5. Host country average GDP growth: it is identified as the value of all final goods and services produced in the host country in one year (incomes- wages, interest, profits, and rents- or expenditures- consumption, investment, government purchases, and net exports (exports minus imports), by all resident producers in the economy. (Soubbotina &

Sheram 2000). In this paper, it corresponds to the simple average GDP growth for five years (2006-2010), GDP growth was downloaded from the World Bank website.

6. Host country economy openness: it is a measure that takes into account the level of competitiveness in the host country economy, where the more open the economy the higher the competition, in a positive way.
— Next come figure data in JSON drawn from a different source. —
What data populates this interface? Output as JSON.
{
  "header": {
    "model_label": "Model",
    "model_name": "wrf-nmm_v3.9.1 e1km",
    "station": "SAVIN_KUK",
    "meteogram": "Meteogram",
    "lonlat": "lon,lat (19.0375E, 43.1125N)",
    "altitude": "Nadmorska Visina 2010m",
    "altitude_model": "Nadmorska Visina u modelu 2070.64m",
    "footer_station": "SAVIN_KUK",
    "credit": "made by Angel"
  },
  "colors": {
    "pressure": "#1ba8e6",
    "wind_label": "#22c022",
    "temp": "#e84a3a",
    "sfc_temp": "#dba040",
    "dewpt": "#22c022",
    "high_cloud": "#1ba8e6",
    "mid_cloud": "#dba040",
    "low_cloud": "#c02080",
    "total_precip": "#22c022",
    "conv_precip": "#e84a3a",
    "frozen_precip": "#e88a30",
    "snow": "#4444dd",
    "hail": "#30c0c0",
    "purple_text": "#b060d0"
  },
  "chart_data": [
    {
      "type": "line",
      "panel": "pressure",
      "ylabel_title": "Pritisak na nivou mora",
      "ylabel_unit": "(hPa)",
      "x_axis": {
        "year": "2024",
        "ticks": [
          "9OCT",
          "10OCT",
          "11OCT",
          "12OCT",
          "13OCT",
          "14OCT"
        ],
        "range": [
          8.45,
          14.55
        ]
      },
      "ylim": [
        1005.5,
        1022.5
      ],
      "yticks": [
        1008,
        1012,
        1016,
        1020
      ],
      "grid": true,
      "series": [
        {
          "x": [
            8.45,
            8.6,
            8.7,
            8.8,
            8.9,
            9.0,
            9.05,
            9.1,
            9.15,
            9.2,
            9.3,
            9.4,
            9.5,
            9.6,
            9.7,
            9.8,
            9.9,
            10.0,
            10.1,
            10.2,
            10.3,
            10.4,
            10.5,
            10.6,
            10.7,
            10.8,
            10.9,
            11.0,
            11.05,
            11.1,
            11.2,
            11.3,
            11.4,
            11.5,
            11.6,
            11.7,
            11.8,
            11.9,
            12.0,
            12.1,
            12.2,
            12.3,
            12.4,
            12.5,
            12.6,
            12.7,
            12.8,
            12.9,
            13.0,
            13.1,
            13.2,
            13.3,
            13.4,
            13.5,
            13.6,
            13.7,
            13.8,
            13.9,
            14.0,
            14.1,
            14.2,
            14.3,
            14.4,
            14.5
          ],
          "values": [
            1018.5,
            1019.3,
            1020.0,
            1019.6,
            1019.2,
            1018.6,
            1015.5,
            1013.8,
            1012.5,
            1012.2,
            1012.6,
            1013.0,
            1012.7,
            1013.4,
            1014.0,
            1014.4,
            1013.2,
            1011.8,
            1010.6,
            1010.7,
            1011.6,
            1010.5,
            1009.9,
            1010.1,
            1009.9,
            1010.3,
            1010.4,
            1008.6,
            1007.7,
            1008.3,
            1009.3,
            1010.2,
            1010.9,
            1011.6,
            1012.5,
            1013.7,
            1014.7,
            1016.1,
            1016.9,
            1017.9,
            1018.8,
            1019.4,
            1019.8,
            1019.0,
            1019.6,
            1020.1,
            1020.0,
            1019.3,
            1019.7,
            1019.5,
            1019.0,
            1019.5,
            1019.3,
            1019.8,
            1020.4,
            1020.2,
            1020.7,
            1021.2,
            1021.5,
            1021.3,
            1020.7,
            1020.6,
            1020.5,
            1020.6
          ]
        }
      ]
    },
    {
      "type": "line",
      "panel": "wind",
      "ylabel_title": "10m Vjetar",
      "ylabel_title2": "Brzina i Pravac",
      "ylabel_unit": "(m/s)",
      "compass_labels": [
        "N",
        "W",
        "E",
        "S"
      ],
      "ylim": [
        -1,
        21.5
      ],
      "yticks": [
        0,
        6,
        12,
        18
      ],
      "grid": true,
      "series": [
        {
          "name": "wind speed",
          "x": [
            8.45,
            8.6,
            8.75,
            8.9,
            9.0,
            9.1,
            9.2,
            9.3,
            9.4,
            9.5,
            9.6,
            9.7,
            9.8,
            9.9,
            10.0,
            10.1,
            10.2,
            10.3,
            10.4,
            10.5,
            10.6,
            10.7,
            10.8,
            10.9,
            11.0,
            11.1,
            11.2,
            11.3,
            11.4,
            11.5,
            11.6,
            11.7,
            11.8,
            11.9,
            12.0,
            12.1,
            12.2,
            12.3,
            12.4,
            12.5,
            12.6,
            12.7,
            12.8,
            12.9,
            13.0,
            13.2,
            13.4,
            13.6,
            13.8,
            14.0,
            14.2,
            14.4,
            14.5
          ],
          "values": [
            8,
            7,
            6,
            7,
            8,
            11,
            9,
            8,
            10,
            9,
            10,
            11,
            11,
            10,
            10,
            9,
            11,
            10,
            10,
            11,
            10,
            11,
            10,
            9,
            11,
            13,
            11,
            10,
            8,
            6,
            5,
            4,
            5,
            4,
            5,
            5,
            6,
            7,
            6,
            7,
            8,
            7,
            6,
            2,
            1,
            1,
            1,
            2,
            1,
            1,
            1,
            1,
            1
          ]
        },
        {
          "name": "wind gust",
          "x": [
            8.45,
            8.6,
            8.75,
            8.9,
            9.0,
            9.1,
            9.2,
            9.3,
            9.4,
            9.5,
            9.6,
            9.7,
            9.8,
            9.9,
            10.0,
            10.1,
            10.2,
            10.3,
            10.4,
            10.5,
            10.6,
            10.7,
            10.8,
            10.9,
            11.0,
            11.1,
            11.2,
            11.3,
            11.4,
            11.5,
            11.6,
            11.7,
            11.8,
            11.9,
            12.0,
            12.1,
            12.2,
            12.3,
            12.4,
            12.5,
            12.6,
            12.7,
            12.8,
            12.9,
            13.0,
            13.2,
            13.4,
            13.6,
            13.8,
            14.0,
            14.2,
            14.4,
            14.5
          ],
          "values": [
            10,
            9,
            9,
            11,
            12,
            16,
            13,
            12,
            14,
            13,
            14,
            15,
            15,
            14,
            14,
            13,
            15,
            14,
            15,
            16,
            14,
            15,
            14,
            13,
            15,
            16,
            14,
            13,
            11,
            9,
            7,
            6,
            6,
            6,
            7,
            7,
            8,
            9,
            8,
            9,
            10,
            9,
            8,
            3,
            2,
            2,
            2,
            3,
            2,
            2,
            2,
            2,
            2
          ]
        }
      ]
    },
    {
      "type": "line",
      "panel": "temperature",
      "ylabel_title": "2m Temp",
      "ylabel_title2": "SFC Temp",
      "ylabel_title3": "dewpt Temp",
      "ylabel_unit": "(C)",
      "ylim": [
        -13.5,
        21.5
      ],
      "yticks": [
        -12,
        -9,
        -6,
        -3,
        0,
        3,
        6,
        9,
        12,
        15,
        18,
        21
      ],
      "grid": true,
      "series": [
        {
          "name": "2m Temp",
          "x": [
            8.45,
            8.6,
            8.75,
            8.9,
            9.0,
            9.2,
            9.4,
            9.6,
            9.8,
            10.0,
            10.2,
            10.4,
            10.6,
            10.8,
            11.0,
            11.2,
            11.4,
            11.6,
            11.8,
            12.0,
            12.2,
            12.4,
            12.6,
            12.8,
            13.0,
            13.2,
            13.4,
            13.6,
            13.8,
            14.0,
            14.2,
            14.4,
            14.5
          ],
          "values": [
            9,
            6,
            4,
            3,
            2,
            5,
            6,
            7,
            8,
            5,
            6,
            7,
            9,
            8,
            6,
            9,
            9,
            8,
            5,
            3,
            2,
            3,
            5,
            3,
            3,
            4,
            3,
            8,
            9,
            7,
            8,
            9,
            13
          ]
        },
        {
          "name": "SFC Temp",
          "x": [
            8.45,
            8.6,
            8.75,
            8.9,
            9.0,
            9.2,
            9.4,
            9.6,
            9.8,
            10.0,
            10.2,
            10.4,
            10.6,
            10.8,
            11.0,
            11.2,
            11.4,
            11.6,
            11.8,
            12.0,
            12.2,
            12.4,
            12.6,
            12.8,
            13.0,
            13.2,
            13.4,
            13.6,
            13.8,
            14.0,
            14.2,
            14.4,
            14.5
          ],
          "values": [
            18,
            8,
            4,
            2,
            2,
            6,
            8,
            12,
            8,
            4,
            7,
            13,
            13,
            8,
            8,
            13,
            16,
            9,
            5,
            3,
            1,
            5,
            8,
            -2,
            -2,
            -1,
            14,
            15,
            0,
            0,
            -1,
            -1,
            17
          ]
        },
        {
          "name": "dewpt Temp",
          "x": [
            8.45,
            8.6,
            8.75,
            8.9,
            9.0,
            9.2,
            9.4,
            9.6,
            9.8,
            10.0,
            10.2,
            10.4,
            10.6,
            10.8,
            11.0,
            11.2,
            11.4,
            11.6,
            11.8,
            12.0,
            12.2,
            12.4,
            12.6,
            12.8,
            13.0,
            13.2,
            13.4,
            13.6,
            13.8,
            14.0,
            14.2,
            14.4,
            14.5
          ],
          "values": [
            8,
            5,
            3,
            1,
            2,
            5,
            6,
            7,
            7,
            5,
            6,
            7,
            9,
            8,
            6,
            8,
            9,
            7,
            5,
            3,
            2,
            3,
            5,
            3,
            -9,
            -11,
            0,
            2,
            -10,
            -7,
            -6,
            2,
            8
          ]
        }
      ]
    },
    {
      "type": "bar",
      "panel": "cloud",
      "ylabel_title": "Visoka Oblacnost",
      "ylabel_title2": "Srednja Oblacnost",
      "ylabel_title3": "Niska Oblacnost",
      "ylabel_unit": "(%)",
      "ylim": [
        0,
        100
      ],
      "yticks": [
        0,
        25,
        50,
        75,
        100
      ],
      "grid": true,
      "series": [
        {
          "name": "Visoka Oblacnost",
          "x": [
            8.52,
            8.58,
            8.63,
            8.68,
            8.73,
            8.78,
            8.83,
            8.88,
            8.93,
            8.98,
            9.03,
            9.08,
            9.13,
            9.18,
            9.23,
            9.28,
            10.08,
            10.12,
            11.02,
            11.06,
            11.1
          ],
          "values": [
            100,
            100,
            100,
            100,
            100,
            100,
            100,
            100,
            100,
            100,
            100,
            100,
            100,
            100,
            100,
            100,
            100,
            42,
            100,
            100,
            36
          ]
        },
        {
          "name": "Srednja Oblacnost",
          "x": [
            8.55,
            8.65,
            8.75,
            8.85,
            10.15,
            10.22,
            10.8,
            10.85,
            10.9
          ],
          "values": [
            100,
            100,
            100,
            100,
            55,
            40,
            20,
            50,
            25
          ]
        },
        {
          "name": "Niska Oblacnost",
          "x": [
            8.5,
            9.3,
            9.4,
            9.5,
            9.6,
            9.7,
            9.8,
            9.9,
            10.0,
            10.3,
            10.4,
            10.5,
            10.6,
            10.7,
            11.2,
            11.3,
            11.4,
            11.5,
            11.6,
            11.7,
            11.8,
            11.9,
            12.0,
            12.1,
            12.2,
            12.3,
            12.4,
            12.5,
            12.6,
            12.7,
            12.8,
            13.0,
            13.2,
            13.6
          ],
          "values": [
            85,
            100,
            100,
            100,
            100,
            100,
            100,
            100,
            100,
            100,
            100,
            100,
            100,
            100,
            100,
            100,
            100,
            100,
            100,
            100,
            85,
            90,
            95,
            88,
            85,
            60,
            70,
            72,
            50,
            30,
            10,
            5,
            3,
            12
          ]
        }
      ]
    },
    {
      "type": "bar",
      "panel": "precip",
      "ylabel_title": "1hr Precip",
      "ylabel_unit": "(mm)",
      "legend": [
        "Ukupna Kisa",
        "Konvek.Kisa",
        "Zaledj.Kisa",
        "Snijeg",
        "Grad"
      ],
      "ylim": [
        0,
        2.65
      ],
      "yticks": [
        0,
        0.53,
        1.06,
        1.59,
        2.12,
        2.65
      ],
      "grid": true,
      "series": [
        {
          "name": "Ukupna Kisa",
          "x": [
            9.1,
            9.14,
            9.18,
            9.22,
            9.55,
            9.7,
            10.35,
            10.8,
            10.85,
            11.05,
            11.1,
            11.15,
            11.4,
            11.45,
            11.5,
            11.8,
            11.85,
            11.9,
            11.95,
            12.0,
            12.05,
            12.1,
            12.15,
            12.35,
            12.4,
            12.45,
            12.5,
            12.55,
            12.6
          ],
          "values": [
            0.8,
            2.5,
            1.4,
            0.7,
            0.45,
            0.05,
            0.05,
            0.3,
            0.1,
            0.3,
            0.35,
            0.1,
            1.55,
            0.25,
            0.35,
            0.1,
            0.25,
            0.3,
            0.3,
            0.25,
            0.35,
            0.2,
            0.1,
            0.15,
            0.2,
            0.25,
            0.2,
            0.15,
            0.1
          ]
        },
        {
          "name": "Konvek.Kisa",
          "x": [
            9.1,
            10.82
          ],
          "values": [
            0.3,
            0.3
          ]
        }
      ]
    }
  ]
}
(Fortanier 2007). In this study, it was calculated as the sum of the average exports as percentage of the GDP plus the average imports as

percentage of the GDP (2006-2010). The imports and exports data was downloaded from the World Bank website.

7. Host country investing openness: “An open investment environment provides maximum entrepreneurial opportunities and incentives for expanded economic activity, greater productivity, and job creation. An effective investment framework will be characterized by transparency and equity, supporting all types of firms rather than just large or strategically important companies, and will encourage rather than discourage innovation and competition.” (Miller & Kim 2013). In the present study, it was calculated as the percentage that the sum of the outward and inward stock of FDI as to the end of 2010 represents of the GDP. The data on FDI was downloaded from the UNCTAD and, data for the GDP was downloaded from the World Bank.

8. Host country size: it constitutes the extent of the country in terms of population. It is important to consider the size of a country as the possibility of producers to access into a market. (Shatz 2001). It corresponds to the value of the GDP at the end of 2010. The data was downloaded from the World Bank.